John Dalton was born on September 6, 1766 in Eaglesfield, Cumberland, England. His father was a Quaker who made a living off being a weaver. When Dalton was only twelve years old he began his teaching career within his own hometown. Two years later, Dalton and his brother taught together at a school in Kendal. Dalton taught for twelve years at this school. After Kendal he was offered a job as a teacher of mathematics and natural philosophy at New College in Manchester. He taught for twenty years before moving on to become the secretary of the Manchester Literary and Philosophical Society. While being secretary of the society he began to privately tutor kids in the subject of chemistry. In 1817 he was elected president of the Philosophical Society a position of which he held for many years.
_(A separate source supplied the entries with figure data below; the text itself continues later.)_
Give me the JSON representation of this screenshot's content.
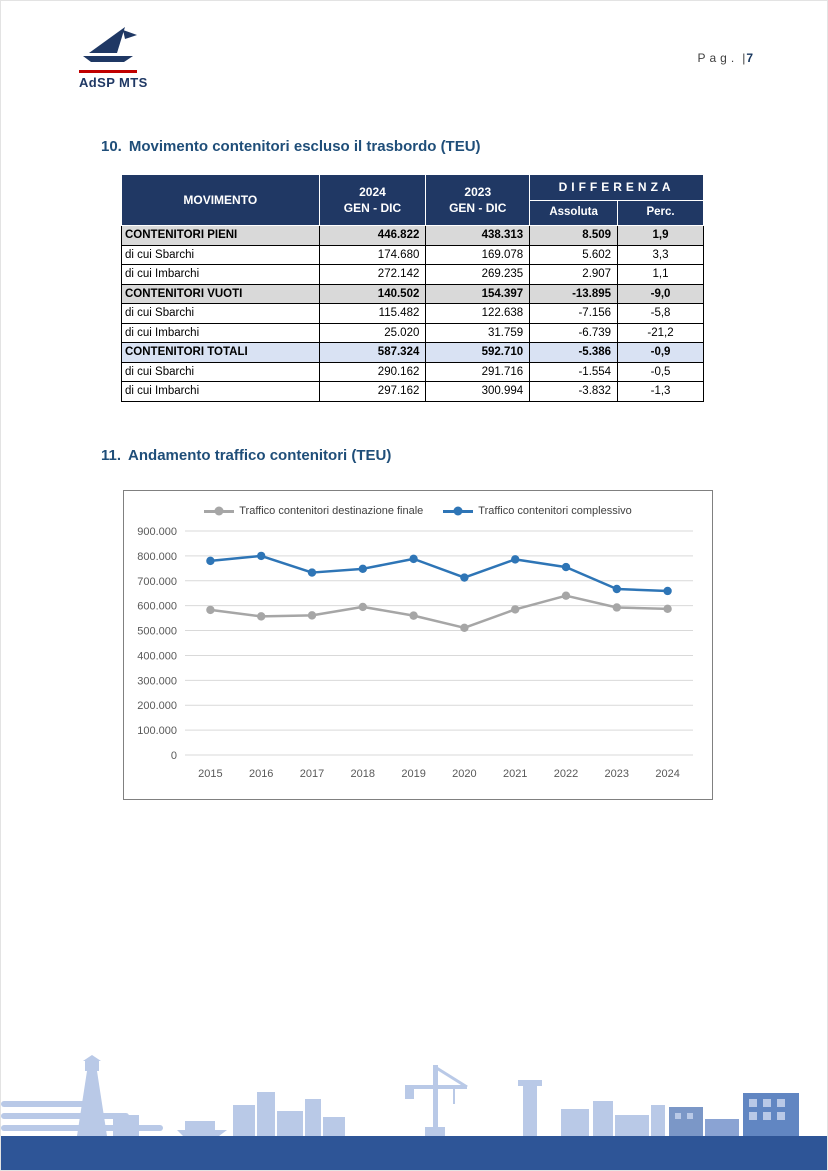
{
  "header": {
    "logo_text": "AdSP MTS",
    "page_label": "Pag.",
    "page_separator": "|",
    "page_number": "7"
  },
  "sections": {
    "movement": {
      "number": "10.",
      "title": "Movimento contenitori escluso il trasbordo (TEU)"
    },
    "trend": {
      "number": "11.",
      "title": "Andamento traffico contenitori (TEU)"
    }
  },
  "table": {
    "headers": {
      "movimento": "MOVIMENTO",
      "y2024": "2024",
      "y2023": "2023",
      "period": "GEN - DIC",
      "differenza": "DIFFERENZA",
      "assoluta": "Assoluta",
      "perc": "Perc."
    },
    "rows": [
      {
        "label": "CONTENITORI PIENI",
        "v2024": "446.822",
        "v2023": "438.313",
        "assoluta": "8.509",
        "perc": "1,9",
        "kind": "category-gray"
      },
      {
        "label": "di cui Sbarchi",
        "v2024": "174.680",
        "v2023": "169.078",
        "assoluta": "5.602",
        "perc": "3,3",
        "kind": "detail"
      },
      {
        "label": "di cui Imbarchi",
        "v2024": "272.142",
        "v2023": "269.235",
        "assoluta": "2.907",
        "perc": "1,1",
        "kind": "detail"
      },
      {
        "label": "CONTENITORI VUOTI",
        "v2024": "140.502",
        "v2023": "154.397",
        "assoluta": "-13.895",
        "perc": "-9,0",
        "kind": "category-gray"
      },
      {
        "label": "di cui Sbarchi",
        "v2024": "115.482",
        "v2023": "122.638",
        "assoluta": "-7.156",
        "perc": "-5,8",
        "kind": "detail"
      },
      {
        "label": "di cui Imbarchi",
        "v2024": "25.020",
        "v2023": "31.759",
        "assoluta": "-6.739",
        "perc": "-21,2",
        "kind": "detail"
      },
      {
        "label": "CONTENITORI TOTALI",
        "v2024": "587.324",
        "v2023": "592.710",
        "assoluta": "-5.386",
        "perc": "-0,9",
        "kind": "category-blue"
      },
      {
        "label": "di cui Sbarchi",
        "v2024": "290.162",
        "v2023": "291.716",
        "assoluta": "-1.554",
        "perc": "-0,5",
        "kind": "detail"
      },
      {
        "label": "di cui Imbarchi",
        "v2024": "297.162",
        "v2023": "300.994",
        "assoluta": "-3.832",
        "perc": "-1,3",
        "kind": "detail"
      }
    ]
  },
  "chart_data": {
    "type": "line",
    "categories": [
      "2015",
      "2016",
      "2017",
      "2018",
      "2019",
      "2020",
      "2021",
      "2022",
      "2023",
      "2024"
    ],
    "series": [
      {
        "name": "Traffico contenitori destinazione finale",
        "color": "#a6a6a6",
        "values": [
          583000,
          557000,
          561000,
          595000,
          560000,
          511000,
          585000,
          640000,
          592710,
          587324
        ]
      },
      {
        "name": "Traffico contenitori complessivo",
        "color": "#2e75b6",
        "values": [
          780000,
          800000,
          733000,
          748000,
          788000,
          713000,
          786000,
          755000,
          667000,
          659000
        ]
      }
    ],
    "title": "",
    "xlabel": "",
    "ylabel": "",
    "ylim": [
      0,
      900000
    ],
    "ytick_step": 100000,
    "ytick_labels": [
      "0",
      "100.000",
      "200.000",
      "300.000",
      "400.000",
      "500.000",
      "600.000",
      "700.000",
      "800.000",
      "900.000"
    ],
    "legend_position": "top",
    "grid": true
  },
  "colors": {
    "table_header_bg": "#203864",
    "heading_text": "#1f4e79",
    "category_gray_bg": "#d9d9d9",
    "category_blue_bg": "#d9e2f3",
    "skyline_light": "#b9c9e7",
    "skyline_medium": "#7b97c7",
    "footer_band": "#2e5597",
    "logo_rule_red": "#c00000"
  }
}
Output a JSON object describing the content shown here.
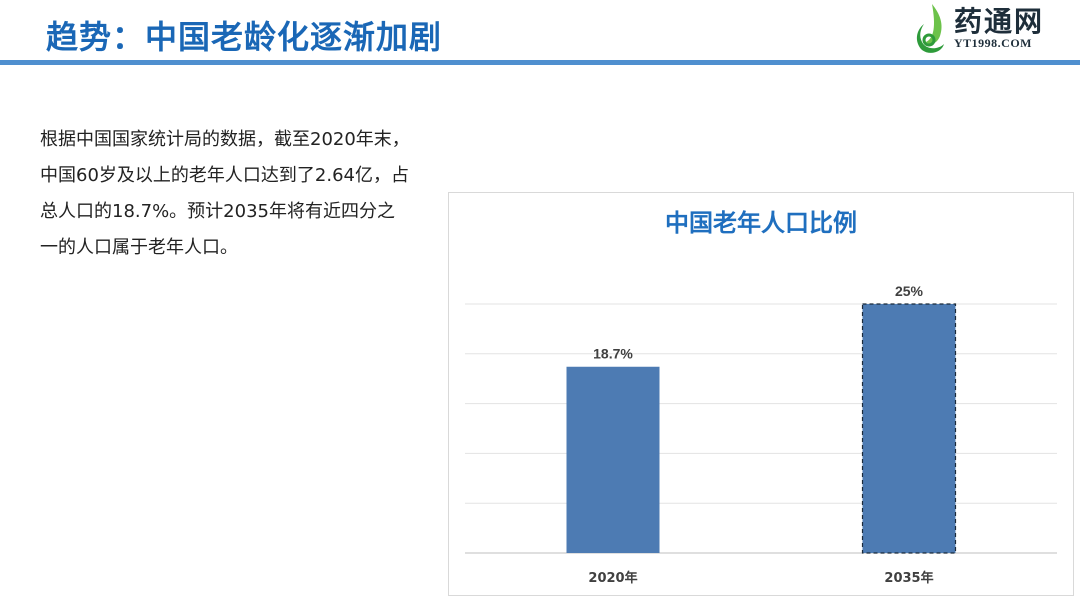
{
  "header": {
    "title": "趋势：中国老龄化逐渐加剧",
    "logo": {
      "name": "药通网",
      "domain": "YT1998.COM"
    }
  },
  "body_text": "根据中国国家统计局的数据，截至2020年末，中国60岁及以上的老年人口达到了2.64亿，占总人口的18.7%。预计2035年将有近四分之一的人口属于老年人口。",
  "colors": {
    "title": "#1a67b6",
    "bar": "#4d7bb3",
    "rule": "#4f8fcf",
    "chart_title": "#1f6fbf"
  },
  "chart_data": {
    "type": "bar",
    "title": "中国老年人口比例",
    "categories": [
      "2020年",
      "2035年"
    ],
    "values": [
      18.7,
      25
    ],
    "data_labels": [
      "18.7%",
      "25%"
    ],
    "ylim": [
      0,
      25
    ],
    "ygrid_step": 5,
    "grid": true,
    "legend": "none",
    "bar_styles": [
      "solid",
      "dashed-outline"
    ]
  }
}
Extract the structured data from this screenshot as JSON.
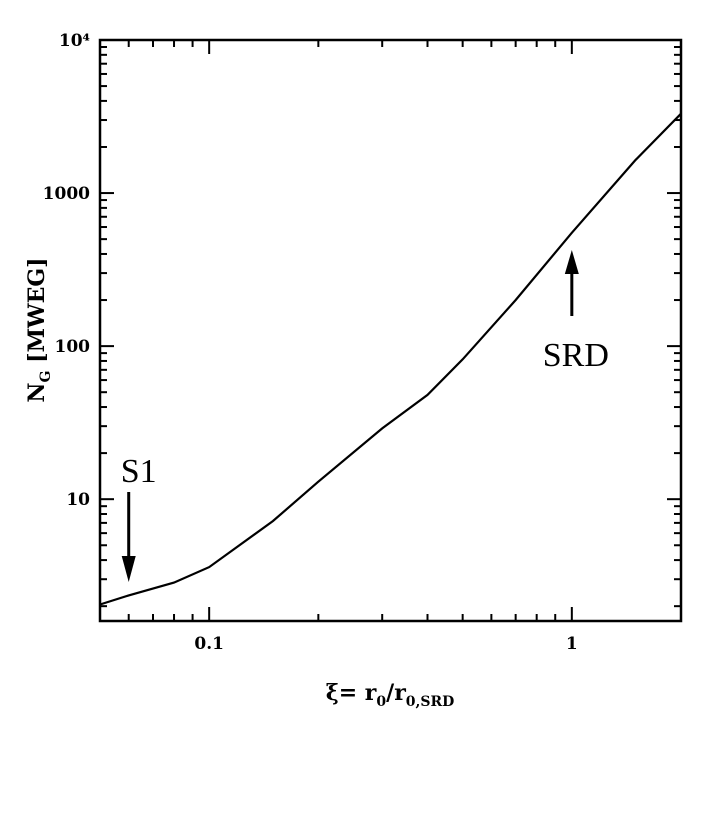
{
  "chart_data": {
    "type": "line",
    "x_scale": "log",
    "y_scale": "log",
    "xlim": [
      0.05,
      2
    ],
    "ylim": [
      1.6,
      10000
    ],
    "grid": false,
    "title": "",
    "xlabel": {
      "prefix": "ξ=  r",
      "sub1": "0",
      "mid": "/r",
      "sub2": "0,SRD"
    },
    "ylabel": {
      "main": "N",
      "sub": "G",
      "unit": " [MWEG]"
    },
    "x_ticks": [
      {
        "value": 0.1,
        "label": "0.1"
      },
      {
        "value": 1,
        "label": "1"
      }
    ],
    "y_ticks": [
      {
        "value": 10,
        "label": "10"
      },
      {
        "value": 100,
        "label": "100"
      },
      {
        "value": 1000,
        "label": "1000"
      },
      {
        "value": 10000,
        "label": "10⁴"
      }
    ],
    "series": [
      {
        "x": [
          0.05,
          0.06,
          0.08,
          0.1,
          0.15,
          0.2,
          0.3,
          0.4,
          0.5,
          0.7,
          1.0,
          1.5,
          2.0
        ],
        "y": [
          2.05,
          2.35,
          2.85,
          3.6,
          7.2,
          13,
          29,
          48,
          82,
          200,
          550,
          1650,
          3300
        ]
      }
    ],
    "annotations": [
      {
        "text": "S1",
        "x": 0.06,
        "arrow": "down"
      },
      {
        "text": "SRD",
        "x": 1.0,
        "arrow": "up"
      }
    ]
  }
}
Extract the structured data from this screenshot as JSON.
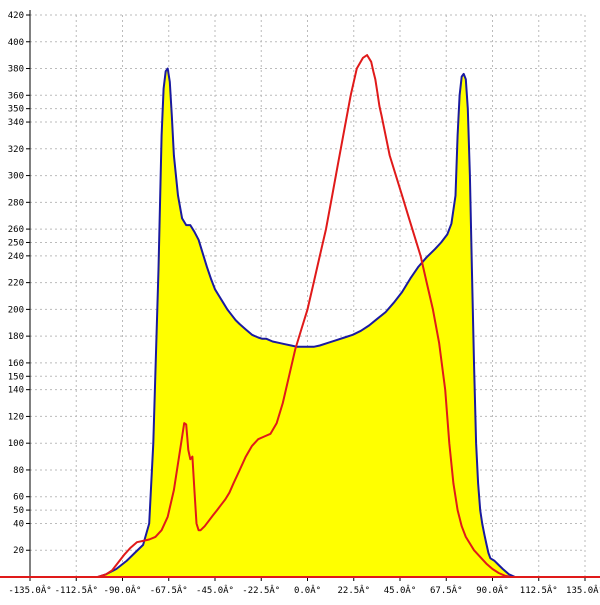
{
  "chart_data": {
    "type": "area",
    "title": "",
    "xlabel": "",
    "ylabel": "",
    "xlim": [
      -135,
      135
    ],
    "ylim": [
      0,
      420
    ],
    "grid": true,
    "x_ticks": [
      -135,
      -112.5,
      -90,
      -67.5,
      -45,
      -22.5,
      0,
      22.5,
      45,
      67.5,
      90,
      112.5,
      135
    ],
    "x_tick_labels": [
      "-135.0Â°",
      "-112.5Â°",
      "-90.0Â°",
      "-67.5Â°",
      "-45.0Â°",
      "-22.5Â°",
      "0.0Â°",
      "22.5Â°",
      "45.0Â°",
      "67.5Â°",
      "90.0Â°",
      "112.5Â°",
      "135.0Â°"
    ],
    "y_ticks": [
      20,
      40,
      50,
      60,
      80,
      100,
      120,
      140,
      150,
      160,
      180,
      200,
      220,
      240,
      250,
      260,
      280,
      300,
      320,
      340,
      350,
      360,
      380,
      400,
      420
    ],
    "y_tick_labels": [
      "20",
      "40",
      "50",
      "60",
      "80",
      "100",
      "120",
      "140",
      "150",
      "160",
      "180",
      "200",
      "220",
      "240",
      "250",
      "260",
      "280",
      "300",
      "320",
      "340",
      "350",
      "360",
      "380",
      "400",
      "420"
    ],
    "colors": {
      "fill": "#ffff00",
      "blue_line": "#1a1aa0",
      "red_line": "#e01a1a",
      "grid": "#bbbbbb",
      "axis": "#e01a1a"
    },
    "series": [
      {
        "color": "#1a1aa0",
        "filled": true,
        "x": [
          -135,
          -102,
          -98,
          -93,
          -88,
          -84,
          -80,
          -77,
          -75,
          -72.5,
          -71,
          -70,
          -69,
          -68,
          -67,
          -66,
          -65,
          -63,
          -61,
          -59,
          -57,
          -55,
          -53,
          -51,
          -49,
          -47,
          -45,
          -43,
          -41,
          -39,
          -37,
          -35,
          -33,
          -30,
          -27,
          -24,
          -22,
          -20,
          -17,
          -14,
          -11,
          -8,
          -5,
          -2,
          0,
          3,
          6,
          10,
          14,
          18,
          22,
          26,
          30,
          34,
          38,
          42,
          46,
          50,
          54,
          58,
          62,
          65,
          68,
          70,
          72,
          73,
          74,
          75,
          76,
          77,
          78,
          79,
          80,
          81,
          82,
          83,
          84,
          85,
          86,
          87,
          88,
          89,
          91,
          93,
          95,
          98,
          101,
          104,
          135
        ],
        "y": [
          0,
          0,
          2,
          6,
          12,
          18,
          24,
          40,
          100,
          230,
          330,
          365,
          378,
          380,
          370,
          345,
          315,
          285,
          268,
          263,
          263,
          258,
          252,
          242,
          232,
          223,
          215,
          210,
          205,
          200,
          196,
          192,
          189,
          185,
          181,
          179,
          178,
          178,
          176,
          175,
          174,
          173,
          172,
          172,
          172,
          172,
          173,
          175,
          177,
          179,
          181,
          184,
          188,
          193,
          198,
          205,
          213,
          223,
          232,
          239,
          245,
          250,
          256,
          264,
          285,
          330,
          360,
          374,
          376,
          372,
          350,
          300,
          230,
          160,
          100,
          70,
          50,
          40,
          32,
          25,
          18,
          14,
          12,
          9,
          6,
          2,
          0,
          0,
          0
        ]
      },
      {
        "color": "#e01a1a",
        "filled": false,
        "x": [
          -135,
          -102,
          -98,
          -95,
          -92,
          -89,
          -86,
          -83,
          -80,
          -77,
          -74,
          -71,
          -68,
          -65,
          -62,
          -60,
          -59,
          -58,
          -57,
          -56,
          -55,
          -54,
          -53,
          -52,
          -50,
          -48,
          -46,
          -44,
          -42,
          -40,
          -38,
          -36,
          -33,
          -30,
          -27,
          -24,
          -21,
          -18,
          -15,
          -12,
          -9,
          -6,
          -3,
          0,
          3,
          6,
          9,
          12,
          15,
          18,
          21,
          24,
          27,
          29,
          31,
          32,
          33,
          34,
          35,
          36,
          38,
          40,
          43,
          46,
          49,
          52,
          55,
          58,
          61,
          64,
          67,
          69,
          71,
          73,
          75,
          77,
          79,
          81,
          84,
          87,
          90,
          93,
          96,
          99,
          102,
          105,
          135
        ],
        "y": [
          0,
          0,
          2,
          5,
          11,
          17,
          22,
          26,
          27,
          28,
          30,
          35,
          45,
          65,
          95,
          115,
          114,
          95,
          88,
          90,
          65,
          40,
          35,
          35,
          38,
          42,
          46,
          50,
          54,
          58,
          63,
          70,
          80,
          90,
          98,
          103,
          105,
          107,
          115,
          130,
          150,
          170,
          185,
          200,
          220,
          240,
          260,
          285,
          310,
          335,
          360,
          380,
          388,
          390,
          385,
          378,
          372,
          362,
          352,
          345,
          330,
          315,
          300,
          285,
          270,
          255,
          240,
          220,
          200,
          175,
          140,
          100,
          70,
          50,
          38,
          30,
          25,
          20,
          15,
          10,
          6,
          3,
          1,
          0,
          0,
          0,
          0
        ]
      }
    ]
  }
}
While Dalton was teaching in Manchester, he began his first scientific experiments. In 1787 he started to keep a journal as recommended by a fellow Quaker instrument maker. He kept this journal until the day he died which resulted in over 20,000 entries of meteorological observations. In writing his journal, he had written his own book and it became published with the name of "Meteorological Observations and Essays." It was around 1788 he began observations on the aurora phenomena. His ideas were not formed on the basis of others ideas. He concluded that the colors displayed in the sky are caused by electrical disturbances in the atmosphere, and that there must be some relationship between the aurora beams and the Earth's magnetism. He was also interested in the topics such as the barometer, the thermometer, and formation of clouds, hygrometer, and rainfall, formation of clouds, and lastly the evaporation and distribution and character of atmospheric moisture. .
John Dalton is probably as well known for his work and study of color blindness as he is for his atomic theory. Color blindness, a condition that both he and his brother both had (I also suffer from color blindness).